After class, Professor Fairhaven asked me to ride him in my buggy downtown after schoo
l. He said, “Since you’ve been sick, I’d be happy to provide extra tutoring.” Well, a nervous blush rose on my cheeks, the way he stared at me. After a nice talk he shook my hand when I left him at the bank.
As I drove, I made a decision. It wasn’t so bad I couldn’t handle this just like I’d handled every other mountain I’ve come across. I would write Udell and tell him to wait until I had all the school I wanted. He could wait for me and I’d find a way to keep on going to school until there were no classes I hadn’t tried. I planned to stay in town this weekend to study, so he would have time to think on it before next we met.

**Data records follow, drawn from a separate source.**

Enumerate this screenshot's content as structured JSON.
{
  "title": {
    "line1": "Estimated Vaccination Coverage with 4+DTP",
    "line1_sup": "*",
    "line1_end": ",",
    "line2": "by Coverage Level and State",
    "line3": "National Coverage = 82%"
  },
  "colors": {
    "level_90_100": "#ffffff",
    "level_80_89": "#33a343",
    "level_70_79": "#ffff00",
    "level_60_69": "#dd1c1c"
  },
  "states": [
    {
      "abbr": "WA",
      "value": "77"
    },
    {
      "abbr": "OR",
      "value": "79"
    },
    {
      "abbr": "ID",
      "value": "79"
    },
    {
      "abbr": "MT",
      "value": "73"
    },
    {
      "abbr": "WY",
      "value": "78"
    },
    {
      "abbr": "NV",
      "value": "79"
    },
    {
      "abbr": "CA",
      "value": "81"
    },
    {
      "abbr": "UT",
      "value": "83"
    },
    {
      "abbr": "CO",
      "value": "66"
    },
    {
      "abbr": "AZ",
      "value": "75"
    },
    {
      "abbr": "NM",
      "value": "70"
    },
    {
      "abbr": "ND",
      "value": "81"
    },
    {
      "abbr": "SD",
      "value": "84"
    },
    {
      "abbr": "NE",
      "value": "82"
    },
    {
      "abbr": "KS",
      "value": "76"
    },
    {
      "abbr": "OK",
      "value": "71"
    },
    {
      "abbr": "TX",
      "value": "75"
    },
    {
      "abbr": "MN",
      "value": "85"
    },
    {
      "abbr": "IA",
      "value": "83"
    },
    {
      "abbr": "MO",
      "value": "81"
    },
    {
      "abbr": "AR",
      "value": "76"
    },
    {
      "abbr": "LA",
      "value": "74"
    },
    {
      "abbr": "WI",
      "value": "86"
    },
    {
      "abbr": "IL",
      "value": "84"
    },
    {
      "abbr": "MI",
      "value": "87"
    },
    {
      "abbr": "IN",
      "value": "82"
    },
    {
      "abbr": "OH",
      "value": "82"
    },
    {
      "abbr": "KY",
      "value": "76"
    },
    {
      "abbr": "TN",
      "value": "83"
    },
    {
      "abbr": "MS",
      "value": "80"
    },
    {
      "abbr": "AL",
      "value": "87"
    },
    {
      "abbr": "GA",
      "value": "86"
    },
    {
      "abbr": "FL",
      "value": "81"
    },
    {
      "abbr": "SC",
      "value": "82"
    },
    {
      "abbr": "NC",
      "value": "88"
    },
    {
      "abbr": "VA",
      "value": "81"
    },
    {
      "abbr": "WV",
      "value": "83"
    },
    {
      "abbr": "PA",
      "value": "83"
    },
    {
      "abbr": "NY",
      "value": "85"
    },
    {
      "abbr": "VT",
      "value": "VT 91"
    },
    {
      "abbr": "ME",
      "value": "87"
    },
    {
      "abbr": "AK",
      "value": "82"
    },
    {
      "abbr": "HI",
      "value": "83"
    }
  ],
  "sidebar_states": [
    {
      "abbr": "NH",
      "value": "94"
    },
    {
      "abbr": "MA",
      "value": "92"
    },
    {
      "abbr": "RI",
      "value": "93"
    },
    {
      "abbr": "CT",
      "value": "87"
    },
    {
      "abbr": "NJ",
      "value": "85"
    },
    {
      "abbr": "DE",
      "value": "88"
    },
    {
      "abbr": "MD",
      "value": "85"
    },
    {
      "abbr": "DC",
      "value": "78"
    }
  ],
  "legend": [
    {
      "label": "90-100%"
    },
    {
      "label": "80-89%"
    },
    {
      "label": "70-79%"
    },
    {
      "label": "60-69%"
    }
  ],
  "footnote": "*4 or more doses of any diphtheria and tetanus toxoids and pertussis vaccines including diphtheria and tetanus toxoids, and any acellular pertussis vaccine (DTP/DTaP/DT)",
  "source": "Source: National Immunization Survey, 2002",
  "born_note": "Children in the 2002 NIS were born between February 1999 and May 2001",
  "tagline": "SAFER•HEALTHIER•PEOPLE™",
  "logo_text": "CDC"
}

When I got home, Harland’s household exploded in sheer pandemonium. Story and Honor had Truth’s picture book and dangled it out the attic vent just as Blessing fell off the back porch rail where she’d been trying to walk with her eyes shut. Rachel called the maid who broke into tears and nearly swooned at the sight of Blessing’s bloody neck and pinafore. I got Blessing on Baldy and jumped on behind, and told Rachel to follow us to the doctor. Yet Rachel didn’t ride, couldn’t hitch a harness, couldn’t leave the three little ruffians without them burning the place to the ground, so I, along with two nurses and a doctor, held Blessing down until they could give her a breath of chloroform while they put two stitches in her chin. The poor child felt in a terror when she awoke, and both of us were wringing wet with blood, but we had no choice but to ride through town looking a mess. The nurses were kind and gave us sheets, so we wrapped our bloody dresses in white sheets. I told Blessing we looked like we were wearing big tortillas, and she laughed, holding her chin. To keep her mind off anything sad, every few minutes I’d give her a squeeze and call her burrito, or ask her if she was a tortilla filled with beans. All the terror was over when she proudly displayed her war wounds to her brothers. The boys gaped in awe, begging permission to touch the stitches, which of course she denied.